Two days after polls closed in Arizona, the Associated Press called the Republican primary for governor for former local news anchor Kari Lake, an election-denying new convert to Republican causes.
Former President Donald Trump's preferred candidate bested a field of GOP hopefuls, but the only other real contender was developer Karrin Taylor Robson. By the end of the campaign, the head-to-head race between two candidates — neither of whom had been elected to office before — was defined by who supported them.
In Lake's corner was Trump and a wave of the former president's allies swept up in the false narrative that President Joe Biden stole the election.
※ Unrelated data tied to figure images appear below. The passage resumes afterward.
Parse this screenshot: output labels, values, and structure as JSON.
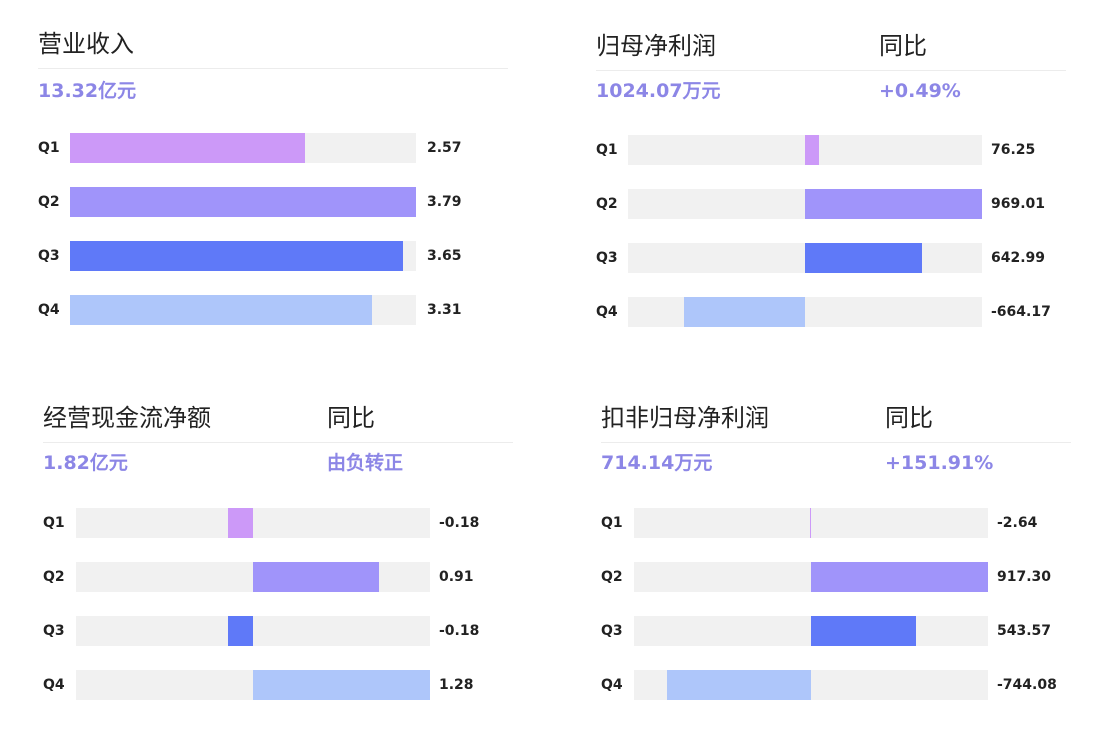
{
  "colors": {
    "accent": "#8c86e6",
    "track": "#f1f1f1",
    "q1": "#cc99f8",
    "q2": "#a094fa",
    "q3": "#5f79f8",
    "q4": "#aec6fa"
  },
  "chart_data": [
    {
      "type": "bar",
      "title": "营业收入",
      "total": "13.32亿元",
      "yoy_label": "",
      "yoy_value": "",
      "categories": [
        "Q1",
        "Q2",
        "Q3",
        "Q4"
      ],
      "values": [
        2.57,
        3.79,
        3.65,
        3.31
      ],
      "labels": [
        "2.57",
        "3.79",
        "3.65",
        "3.31"
      ],
      "xlim": [
        0,
        3.79
      ]
    },
    {
      "type": "bar",
      "title": "归母净利润",
      "total": "1024.07万元",
      "yoy_label": "同比",
      "yoy_value": "+0.49%",
      "categories": [
        "Q1",
        "Q2",
        "Q3",
        "Q4"
      ],
      "values": [
        76.25,
        969.01,
        642.99,
        -664.17
      ],
      "labels": [
        "76.25",
        "969.01",
        "642.99",
        "-664.17"
      ],
      "xlim": [
        -969.01,
        969.01
      ]
    },
    {
      "type": "bar",
      "title": "经营现金流净额",
      "total": "1.82亿元",
      "yoy_label": "同比",
      "yoy_value": "由负转正",
      "categories": [
        "Q1",
        "Q2",
        "Q3",
        "Q4"
      ],
      "values": [
        -0.18,
        0.91,
        -0.18,
        1.28
      ],
      "labels": [
        "-0.18",
        "0.91",
        "-0.18",
        "1.28"
      ],
      "xlim": [
        -1.28,
        1.28
      ]
    },
    {
      "type": "bar",
      "title": "扣非归母净利润",
      "total": "714.14万元",
      "yoy_label": "同比",
      "yoy_value": "+151.91%",
      "categories": [
        "Q1",
        "Q2",
        "Q3",
        "Q4"
      ],
      "values": [
        -2.64,
        917.3,
        543.57,
        -744.08
      ],
      "labels": [
        "-2.64",
        "917.30",
        "543.57",
        "-744.08"
      ],
      "xlim": [
        -917.3,
        917.3
      ]
    }
  ]
}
Taylor Robson was backed by establishment Republicans, both locally and nationally — including current Arizona Gov. Doug Ducey and former Vice President Mike Pence.
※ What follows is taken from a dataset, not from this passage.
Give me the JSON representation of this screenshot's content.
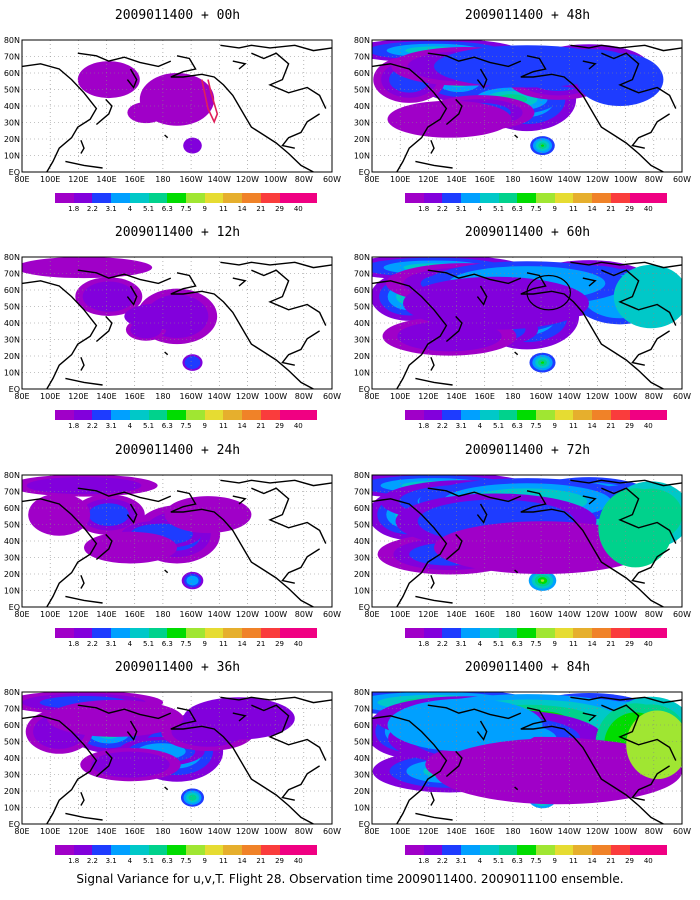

She spent millions of dollars, much of it her own wealth, to brand herself as a more reasonable-sounding Republican, though Taylor Robson's policies don't often differ from Lake. Both have similar talking points when it comes to border security and so-called critical race theory. And Taylor Robson did little to dispel concerns about the 2020 election while she criticized Lake for casting doubt on the integrity of the 2022 vote.
But it wasn't enough to overcome Lake, who took an early lead in polls after Trump's endorsement in September 2021.
Less than two years ago, Lake was still reading the news on television. In March of 2021, she resigned amid a slew of controversial social media posts, including one spreading a debunked video about COVID-19. Months later, she announced her campaign for governor. Much of her campaign was dedicated to repeating the former president's election lies, both old and new — Lake even spent the past few weeks baselessly claiming fraud in Arizona's current vote.
Now she'll face Katie Hobbs, a Democrat who made a name for herself in 2020 for opposite reasons — defending the integrity of the 2020 election as the secretary of state, the top election official in Arizona.
EDITOR'S NOTE: The story has been updated to correct the number of days after the polls closed that the Associated Press called the Republican governor primary race.